3) I agree that batch effects (like “index hopping”) could cause down-sampling to underestimate the error rate for lcWGS (which I would guess is more of an issue for smaller libraries on higher throughput machines). In the “Experimental Overview”, it sounds like you used cell lines for 1000 Genomes individuals for the new sequencing experiments? While it is hard for me to say exactly what could cause a problem, am I correct that previous Gencove developments considered 1000 Genomes data? Is it not possible to have more independent test datasets for your estimates (for a set of ~120 individuals)? I myself am one individual from the Personal Genome Project that has public high-coverage and low-coverage WGS from different companies (along with SNP chip genotypes).
To be fair, this may be less important than some of the other points, especially if sections / content is removed. For example, if you reduced the focus to variability in technical replicates derived from 1000 Genomes subjects and different technologies (and remove the PRS application), then I don’t think this extra analysis needs to be added.
4) If the goal is to show a general principle, then maybe you could show if open-source programs like STITCH, GLIMPSE, etc. can achieve similar performance with lcWGS data? I think this would make disclosing the conflicting interests less important, even though I think that still needs to be done. This would be good to show for readers that might usually prefer to use open-source options, unless Gencove is changed to become open-source (and I think showing performance of alternative programs is common, even if that was true).
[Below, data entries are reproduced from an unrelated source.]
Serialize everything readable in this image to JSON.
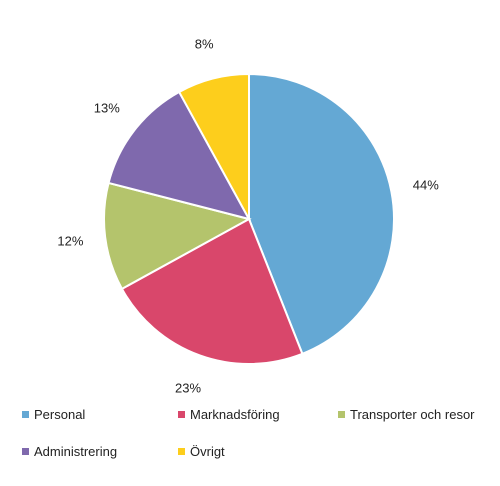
{
  "chart_data": {
    "type": "pie",
    "start_angle_deg": 0,
    "direction": "clockwise",
    "slices": [
      {
        "label": "Personal",
        "value": 44,
        "value_label": "44%",
        "color": "#64a8d4"
      },
      {
        "label": "Marknadsföring",
        "value": 23,
        "value_label": "23%",
        "color": "#d9476b"
      },
      {
        "label": "Transporter och resor",
        "value": 12,
        "value_label": "12%",
        "color": "#b4c46c"
      },
      {
        "label": "Administrering",
        "value": 13,
        "value_label": "13%",
        "color": "#7f69ad"
      },
      {
        "label": "Övrigt",
        "value": 8,
        "value_label": "8%",
        "color": "#fdce1c"
      }
    ],
    "legend_position": "bottom",
    "data_labels": "outside"
  }
}
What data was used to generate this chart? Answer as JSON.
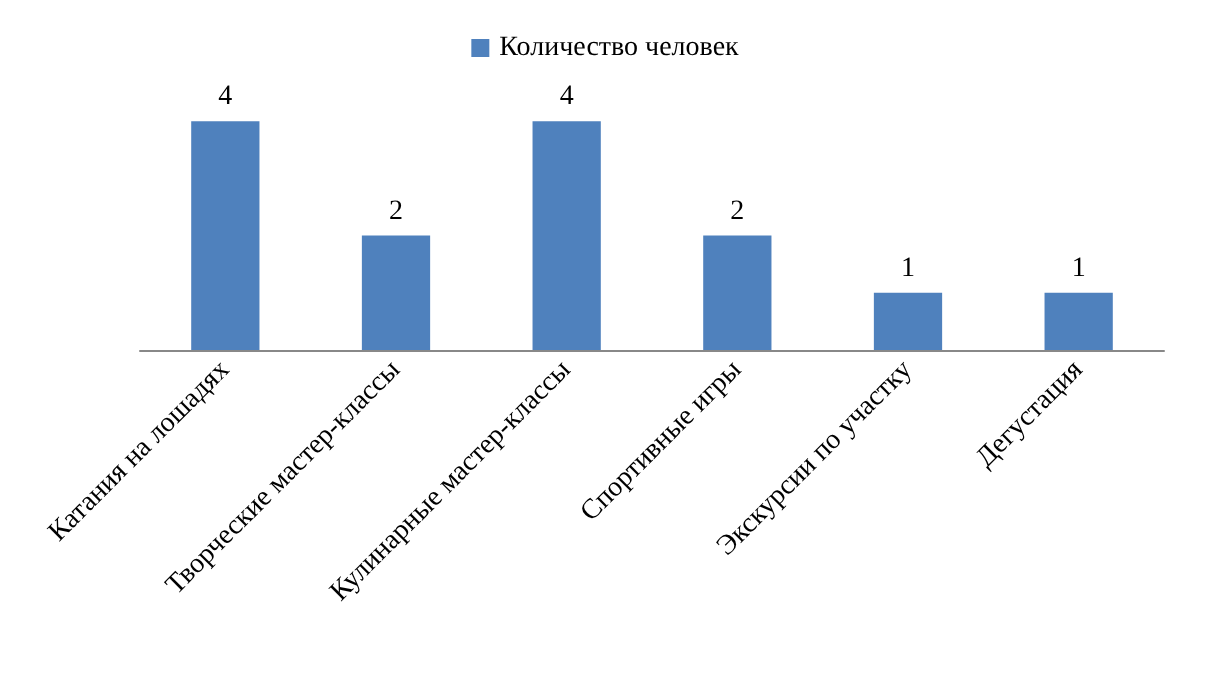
{
  "chart_data": {
    "type": "bar",
    "categories": [
      "Катания на лошадях",
      "Творческие мастер-классы",
      "Кулинарные мастер-классы",
      "Спортивные игры",
      "Экскурсии по участку",
      "Дегустация"
    ],
    "series": [
      {
        "name": "Количество человек",
        "color": "#4f81bd",
        "values": [
          4,
          2,
          4,
          2,
          1,
          1
        ]
      }
    ],
    "data_labels": true,
    "legend": "top",
    "grid": false
  }
}
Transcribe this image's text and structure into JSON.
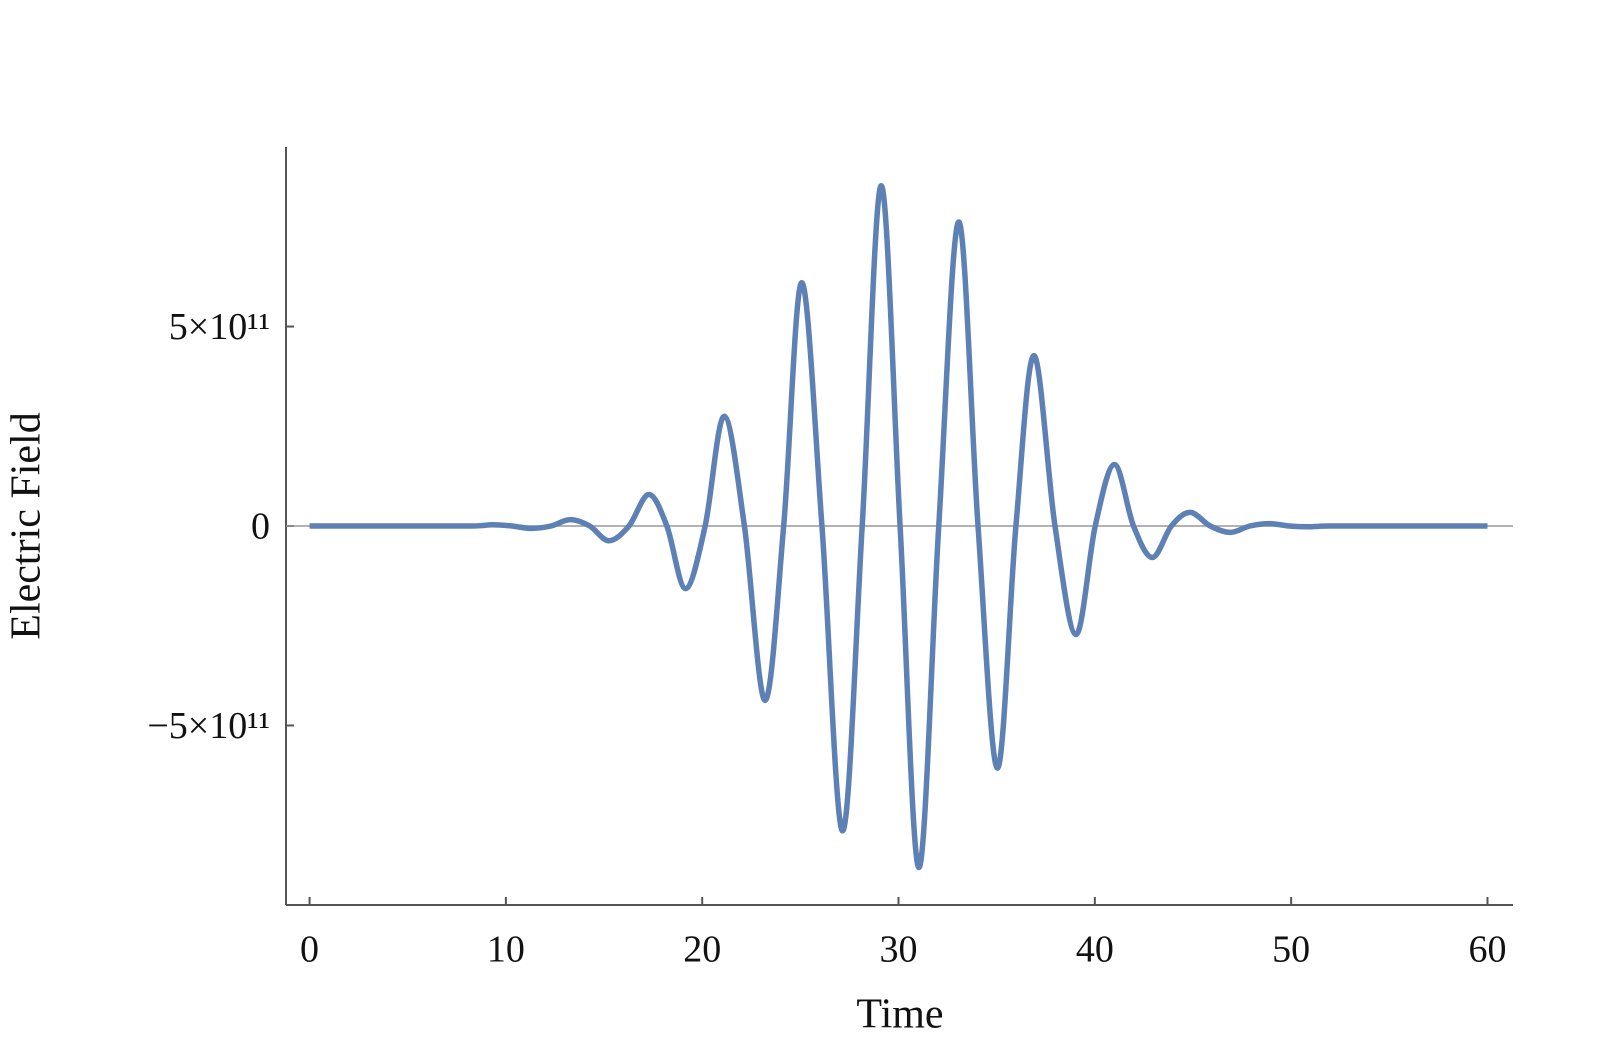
{
  "chart_data": {
    "type": "line",
    "xlabel": "Time",
    "ylabel": "Electric Field",
    "xlim": [
      -1.2,
      61.3
    ],
    "ylim": [
      -950000000000,
      950000000000
    ],
    "xticks": [
      0,
      10,
      20,
      30,
      40,
      50,
      60
    ],
    "yticks": [
      {
        "value": -500000000000,
        "label": "−5×10¹¹"
      },
      0,
      {
        "value": 500000000000,
        "label": "5×10¹¹"
      }
    ],
    "series": [
      {
        "color": "#5e81b5",
        "x": [
          0,
          5,
          8.3,
          9.3,
          10.3,
          11.3,
          12.3,
          13.28,
          14.27,
          15.25,
          16.27,
          17.28,
          18.2,
          19.15,
          20.15,
          21.12,
          22.15,
          23.2,
          24.15,
          25.07,
          26.1,
          27.15,
          28.15,
          29.12,
          30.08,
          31.04,
          32.05,
          33.07,
          34.05,
          35.04,
          35.98,
          36.9,
          37.97,
          39.04,
          40.02,
          41.0,
          41.97,
          42.93,
          43.9,
          44.85,
          45.88,
          46.9,
          47.9,
          48.9,
          49.9,
          50.9,
          51.9,
          55,
          60
        ],
        "values": [
          0,
          0,
          0,
          3000000000,
          0,
          -6000000000,
          0,
          16000000000,
          0,
          -37000000000,
          0,
          79000000000,
          0,
          -157000000000,
          0,
          275000000000,
          0,
          -437000000000,
          0,
          610000000000,
          0,
          -764000000000,
          0,
          853000000000,
          0,
          -856000000000,
          0,
          762000000000,
          0,
          -607000000000,
          0,
          427000000000,
          0,
          -272000000000,
          0,
          154000000000,
          0,
          -79000000000,
          0,
          34000000000,
          0,
          -16000000000,
          0,
          6000000000,
          0,
          -2000000000,
          0,
          0,
          0
        ]
      }
    ]
  }
}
5) I think the most important issue has been fixed in the link for revision 2 (I previously had issues accessing the content in s3://gencove-sbir/, but I can see the data in https://gencove-sbir.s3.ama... "https://gencove-sbir.s3.amazonaws.com/index.html)"). Nevertheless, in order to match the current 1000 Genomes data deposits, is it possible to deposit the data (derived from 1000 Genome subjects) into public genomics databases like the SRA? Or, if you have already done so, can you please provide accessions that don’t require an extra step (or steps) to access the data?
Summary:
I think this is an interesting topic of research, and I think lcWGS imputations can be useful for certain applications (such as relatedness and broad ancestry). However, I have concerns about the clinical utility of Polygenic Risk Scores from imputed genotypes in lcWGS data. That said, I think these results could be presented with less controversy if the PRS section and Figure 4 was removed, and that is a possible solution to some concerns that doesn’t require extra work (taking out results, rather than adding in new results).
I think testing 1000 Genomes Omni 2.5 SNP chip concordance (and/or only comparing “directly assayed” SNP chip genotypes) and potentially removing the PRS results are what I am most concerned about.
Thank you very much for putting together this pre-print. I believe that it is important to see independent presentations of results from different groups. I can also tell that a lot of work was put into this paper (with a several pages of supplemental information), so I appreciate this.